Özet: Neyi sattığınızdan çok, nasıl sattığınız hatırlanıyor. Ziyaretçilerinize, satın alma yolunda kendilerine yardımcı olacak basit kurgular düşünün. O döngüde kendileri için bir güven ve destek ortamı oluşturun.

 

2 – İnsanlar gündelik dillerinde aramalar yapıyor.

 

İnsanlar, ilgilendikleri ürün ve hizmetler için doğrudan hedefe yönelik olarak günlük dile daha yakın arama sorgularını gerçekleştiriyor. Şimdiye kadar kendilerine yüzlerce defa sunulan 8 maddelik içerikleri tüketip, siteden ayrılmaların yükseldiği bir yılı geride bıraktığımızı görüyoruz.
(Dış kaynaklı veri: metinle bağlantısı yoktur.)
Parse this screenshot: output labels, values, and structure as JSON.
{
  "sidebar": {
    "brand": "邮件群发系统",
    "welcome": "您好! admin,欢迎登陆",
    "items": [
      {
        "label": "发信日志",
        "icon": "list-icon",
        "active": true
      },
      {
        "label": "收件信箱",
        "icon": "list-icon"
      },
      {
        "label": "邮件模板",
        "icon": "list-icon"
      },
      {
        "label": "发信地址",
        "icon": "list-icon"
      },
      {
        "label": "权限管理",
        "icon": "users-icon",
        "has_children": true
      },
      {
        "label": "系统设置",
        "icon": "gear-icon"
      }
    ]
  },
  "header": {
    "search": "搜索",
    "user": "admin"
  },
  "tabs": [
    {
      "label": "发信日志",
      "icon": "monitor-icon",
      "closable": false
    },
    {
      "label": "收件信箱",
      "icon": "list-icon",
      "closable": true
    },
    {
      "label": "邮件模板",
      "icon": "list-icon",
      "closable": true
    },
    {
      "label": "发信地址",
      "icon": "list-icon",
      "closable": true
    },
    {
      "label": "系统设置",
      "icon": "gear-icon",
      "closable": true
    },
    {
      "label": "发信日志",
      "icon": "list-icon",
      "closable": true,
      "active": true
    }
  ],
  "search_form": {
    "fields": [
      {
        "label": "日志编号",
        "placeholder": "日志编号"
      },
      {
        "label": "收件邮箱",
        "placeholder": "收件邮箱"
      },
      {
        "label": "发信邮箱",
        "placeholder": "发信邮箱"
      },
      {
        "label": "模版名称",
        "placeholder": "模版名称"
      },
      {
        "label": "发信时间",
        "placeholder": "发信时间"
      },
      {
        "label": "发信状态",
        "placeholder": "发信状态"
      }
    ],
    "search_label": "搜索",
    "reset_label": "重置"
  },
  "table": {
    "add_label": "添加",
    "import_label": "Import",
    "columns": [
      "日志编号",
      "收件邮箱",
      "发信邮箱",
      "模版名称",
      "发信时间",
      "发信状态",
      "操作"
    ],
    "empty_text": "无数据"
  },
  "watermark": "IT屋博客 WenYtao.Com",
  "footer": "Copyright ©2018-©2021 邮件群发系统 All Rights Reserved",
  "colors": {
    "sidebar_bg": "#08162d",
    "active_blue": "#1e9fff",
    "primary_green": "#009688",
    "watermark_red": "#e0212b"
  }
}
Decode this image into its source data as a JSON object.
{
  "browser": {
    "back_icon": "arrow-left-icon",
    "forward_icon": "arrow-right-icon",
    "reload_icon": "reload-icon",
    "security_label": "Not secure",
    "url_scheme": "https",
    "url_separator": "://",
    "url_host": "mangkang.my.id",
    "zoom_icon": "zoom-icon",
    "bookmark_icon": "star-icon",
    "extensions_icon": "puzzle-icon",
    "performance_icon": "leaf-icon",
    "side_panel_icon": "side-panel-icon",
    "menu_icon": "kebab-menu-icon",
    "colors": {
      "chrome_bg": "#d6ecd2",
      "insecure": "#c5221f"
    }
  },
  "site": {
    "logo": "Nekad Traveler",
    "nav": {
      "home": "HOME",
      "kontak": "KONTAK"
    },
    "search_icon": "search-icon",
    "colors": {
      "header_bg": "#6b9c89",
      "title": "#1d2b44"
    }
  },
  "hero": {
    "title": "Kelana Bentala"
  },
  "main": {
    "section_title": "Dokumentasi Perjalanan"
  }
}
Web site içerikleriniz, kullandığınız harekete geçirici mesajlar ve seçtiğiniz konular bu noktada önemli bir havuçken, tüketicileri doğrudan hedefe götürmek en doğrusu. Ürün/Hizmet ile tüketici arasına, tüketicinin ihtiyaç duyduğu şeyi elde etmesini sağlayacak içerikler sunmak önemli.

Google’ın 2015-2017 yıllarını gösterdiği verilerde, ABD’de yapılan aramalarda “Ben” sözcüğünü sıkça kullanmaya başlandığı görüldü. İçinde “ihtiyacım var” ifadesi geçen mobil aramalarsa %65’in üstünde artış gösteriyor. Örneğin, “emekli olmak için kaç paraya ihtiyacım var”, “Hangi boyutta jeneratöre ihtiyacım var” ve “Ne kadar boyaya ihtiyacım var” bunlara örnek olabilir.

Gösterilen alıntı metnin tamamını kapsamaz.